Ezra’s Sefer Torah

Ezra’s Sefer Torah

Yechezkel was a Jew who lived in the era of the Geonim and resided in the city where Rav Shrira Gaon lived. Yechezkel’s prized possession was an heirloom sefer Torah written by Ezra Hasofer, which had been passed down in his family for generations. The sefer Torah was complete with a precise record showing its yichus up to the generations back to the quill of Ezra Hasofer himself.

Unlike today, where shuls and shteiblach dot every street and neighborhood, the cities in the times of the Geonim had but one large bais haknesses that serviced all the Jews living there. The city where Yechezkel lived was no different. It’s magnificent bais haknesses was utilized by all the Jews in the city, including the venerated Rav Shrira Gaon.

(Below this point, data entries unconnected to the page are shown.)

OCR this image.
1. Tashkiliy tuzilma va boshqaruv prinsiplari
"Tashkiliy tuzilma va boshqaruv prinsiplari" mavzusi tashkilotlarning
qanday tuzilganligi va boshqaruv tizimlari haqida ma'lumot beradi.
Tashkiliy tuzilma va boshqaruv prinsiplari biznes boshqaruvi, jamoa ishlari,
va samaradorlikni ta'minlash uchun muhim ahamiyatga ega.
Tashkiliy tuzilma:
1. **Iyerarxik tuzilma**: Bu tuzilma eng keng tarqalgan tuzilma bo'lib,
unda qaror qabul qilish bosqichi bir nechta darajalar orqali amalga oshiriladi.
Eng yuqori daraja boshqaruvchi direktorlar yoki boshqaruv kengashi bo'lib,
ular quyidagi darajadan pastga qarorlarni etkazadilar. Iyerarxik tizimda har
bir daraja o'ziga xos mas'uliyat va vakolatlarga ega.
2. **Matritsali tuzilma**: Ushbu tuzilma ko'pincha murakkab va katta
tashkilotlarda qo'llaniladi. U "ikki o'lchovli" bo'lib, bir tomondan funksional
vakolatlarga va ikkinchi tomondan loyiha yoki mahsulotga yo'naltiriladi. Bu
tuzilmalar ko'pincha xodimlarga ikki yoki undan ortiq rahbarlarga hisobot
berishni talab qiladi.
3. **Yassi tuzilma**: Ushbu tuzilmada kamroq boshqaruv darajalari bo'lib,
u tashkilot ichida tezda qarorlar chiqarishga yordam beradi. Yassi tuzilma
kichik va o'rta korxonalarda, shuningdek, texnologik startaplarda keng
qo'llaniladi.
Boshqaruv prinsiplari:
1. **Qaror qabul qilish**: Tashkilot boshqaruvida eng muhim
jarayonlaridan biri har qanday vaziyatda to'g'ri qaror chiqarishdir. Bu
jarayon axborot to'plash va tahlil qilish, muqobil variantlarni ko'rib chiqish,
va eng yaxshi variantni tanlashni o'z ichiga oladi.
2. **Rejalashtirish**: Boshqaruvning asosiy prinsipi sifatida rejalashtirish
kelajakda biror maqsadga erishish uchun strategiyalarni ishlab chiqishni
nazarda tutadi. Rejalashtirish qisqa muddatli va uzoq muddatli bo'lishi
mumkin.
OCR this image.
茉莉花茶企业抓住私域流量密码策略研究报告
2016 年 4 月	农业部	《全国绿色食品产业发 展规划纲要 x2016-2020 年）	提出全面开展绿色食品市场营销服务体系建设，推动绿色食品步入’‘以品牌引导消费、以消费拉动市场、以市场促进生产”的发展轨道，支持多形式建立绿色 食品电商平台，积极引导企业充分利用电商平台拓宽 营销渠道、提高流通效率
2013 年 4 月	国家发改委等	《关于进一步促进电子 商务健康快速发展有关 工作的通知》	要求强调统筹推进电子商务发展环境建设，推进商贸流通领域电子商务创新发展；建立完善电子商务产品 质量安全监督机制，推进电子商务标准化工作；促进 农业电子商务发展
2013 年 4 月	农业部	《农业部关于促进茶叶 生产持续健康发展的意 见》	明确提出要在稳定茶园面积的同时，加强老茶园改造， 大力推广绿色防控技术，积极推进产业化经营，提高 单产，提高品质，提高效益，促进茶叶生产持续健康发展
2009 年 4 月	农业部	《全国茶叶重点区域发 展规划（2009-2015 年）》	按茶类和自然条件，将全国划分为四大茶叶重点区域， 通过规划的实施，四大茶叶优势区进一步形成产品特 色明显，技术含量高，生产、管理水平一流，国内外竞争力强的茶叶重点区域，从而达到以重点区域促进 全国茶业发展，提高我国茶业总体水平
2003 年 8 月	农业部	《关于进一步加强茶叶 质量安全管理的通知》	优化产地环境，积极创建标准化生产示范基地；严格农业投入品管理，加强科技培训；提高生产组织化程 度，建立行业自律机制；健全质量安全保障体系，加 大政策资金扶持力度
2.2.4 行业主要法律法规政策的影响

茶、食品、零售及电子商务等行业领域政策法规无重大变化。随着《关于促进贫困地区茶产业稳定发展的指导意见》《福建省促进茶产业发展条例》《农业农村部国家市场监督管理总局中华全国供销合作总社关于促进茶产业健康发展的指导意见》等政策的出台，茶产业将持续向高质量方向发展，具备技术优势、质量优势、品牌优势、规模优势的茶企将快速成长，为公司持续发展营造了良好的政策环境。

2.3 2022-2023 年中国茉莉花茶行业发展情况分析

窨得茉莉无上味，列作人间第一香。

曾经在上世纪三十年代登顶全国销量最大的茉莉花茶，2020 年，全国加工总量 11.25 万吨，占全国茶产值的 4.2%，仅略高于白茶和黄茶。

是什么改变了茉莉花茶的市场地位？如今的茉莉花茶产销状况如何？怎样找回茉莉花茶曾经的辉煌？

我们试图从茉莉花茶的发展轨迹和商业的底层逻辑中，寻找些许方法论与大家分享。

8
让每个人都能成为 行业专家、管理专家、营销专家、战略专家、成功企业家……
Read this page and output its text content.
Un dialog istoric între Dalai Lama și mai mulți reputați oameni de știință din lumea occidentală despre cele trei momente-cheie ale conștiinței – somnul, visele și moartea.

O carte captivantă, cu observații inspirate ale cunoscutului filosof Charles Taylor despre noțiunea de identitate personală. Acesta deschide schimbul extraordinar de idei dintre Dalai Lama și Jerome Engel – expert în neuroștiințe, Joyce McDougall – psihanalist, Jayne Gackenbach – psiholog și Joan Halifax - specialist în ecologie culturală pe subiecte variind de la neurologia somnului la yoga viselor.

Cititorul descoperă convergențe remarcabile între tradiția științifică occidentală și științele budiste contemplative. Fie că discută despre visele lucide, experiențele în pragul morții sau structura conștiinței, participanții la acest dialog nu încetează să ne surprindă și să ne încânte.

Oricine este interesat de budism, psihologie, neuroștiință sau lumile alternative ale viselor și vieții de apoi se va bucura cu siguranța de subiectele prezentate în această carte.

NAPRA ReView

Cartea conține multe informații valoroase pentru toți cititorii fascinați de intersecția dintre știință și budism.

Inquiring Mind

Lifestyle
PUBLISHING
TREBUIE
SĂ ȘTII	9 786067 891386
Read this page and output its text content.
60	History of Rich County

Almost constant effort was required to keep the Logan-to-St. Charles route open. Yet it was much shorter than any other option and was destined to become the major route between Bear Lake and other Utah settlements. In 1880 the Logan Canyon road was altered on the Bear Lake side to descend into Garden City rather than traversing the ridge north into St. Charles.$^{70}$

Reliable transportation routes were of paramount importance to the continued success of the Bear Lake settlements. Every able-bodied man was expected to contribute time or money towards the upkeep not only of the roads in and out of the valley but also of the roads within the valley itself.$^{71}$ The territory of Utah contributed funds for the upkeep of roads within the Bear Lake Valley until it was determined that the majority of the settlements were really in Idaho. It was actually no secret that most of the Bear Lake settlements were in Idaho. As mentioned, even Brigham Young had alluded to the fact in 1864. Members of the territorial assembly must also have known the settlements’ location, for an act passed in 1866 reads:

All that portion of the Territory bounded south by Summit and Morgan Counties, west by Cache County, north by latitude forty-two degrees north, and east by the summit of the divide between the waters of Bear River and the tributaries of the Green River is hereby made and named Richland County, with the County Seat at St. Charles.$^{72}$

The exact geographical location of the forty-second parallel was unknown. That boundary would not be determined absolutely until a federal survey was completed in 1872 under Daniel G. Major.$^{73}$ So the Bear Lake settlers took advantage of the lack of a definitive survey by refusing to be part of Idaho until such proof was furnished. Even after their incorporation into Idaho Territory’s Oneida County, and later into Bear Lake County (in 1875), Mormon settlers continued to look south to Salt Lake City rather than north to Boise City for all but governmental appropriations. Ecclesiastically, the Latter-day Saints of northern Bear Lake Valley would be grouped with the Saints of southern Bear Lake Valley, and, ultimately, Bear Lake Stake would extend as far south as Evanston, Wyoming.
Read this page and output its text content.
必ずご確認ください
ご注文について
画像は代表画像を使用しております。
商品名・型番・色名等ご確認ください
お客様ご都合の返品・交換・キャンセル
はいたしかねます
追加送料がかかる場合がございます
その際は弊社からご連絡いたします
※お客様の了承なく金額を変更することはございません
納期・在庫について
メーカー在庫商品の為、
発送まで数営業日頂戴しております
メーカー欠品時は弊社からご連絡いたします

At the front center of the shul stood a large aron kodesh with numerous shelves, holding twenty-five sifrei Torah on a regular basis. These scrolls were privately owned, belonging to Jews who resided in the city. Since the only minyanim in the city took place in this main bais haknesses, any Jew who owned a sefer Torah and wanted the merit of having it used would keep his scroll in the large aron kodesh. Yechezkel’s precious Torah, too, was housed in this aron kodesh.

To keep things fair, there was a rotation, with a different Torah being used each week. Ezra Hasofer’s Torah was cherished by everyone, and whenever its turn came to be leined from, it would be carried out of the aron kodesh with great pomp and ceremony.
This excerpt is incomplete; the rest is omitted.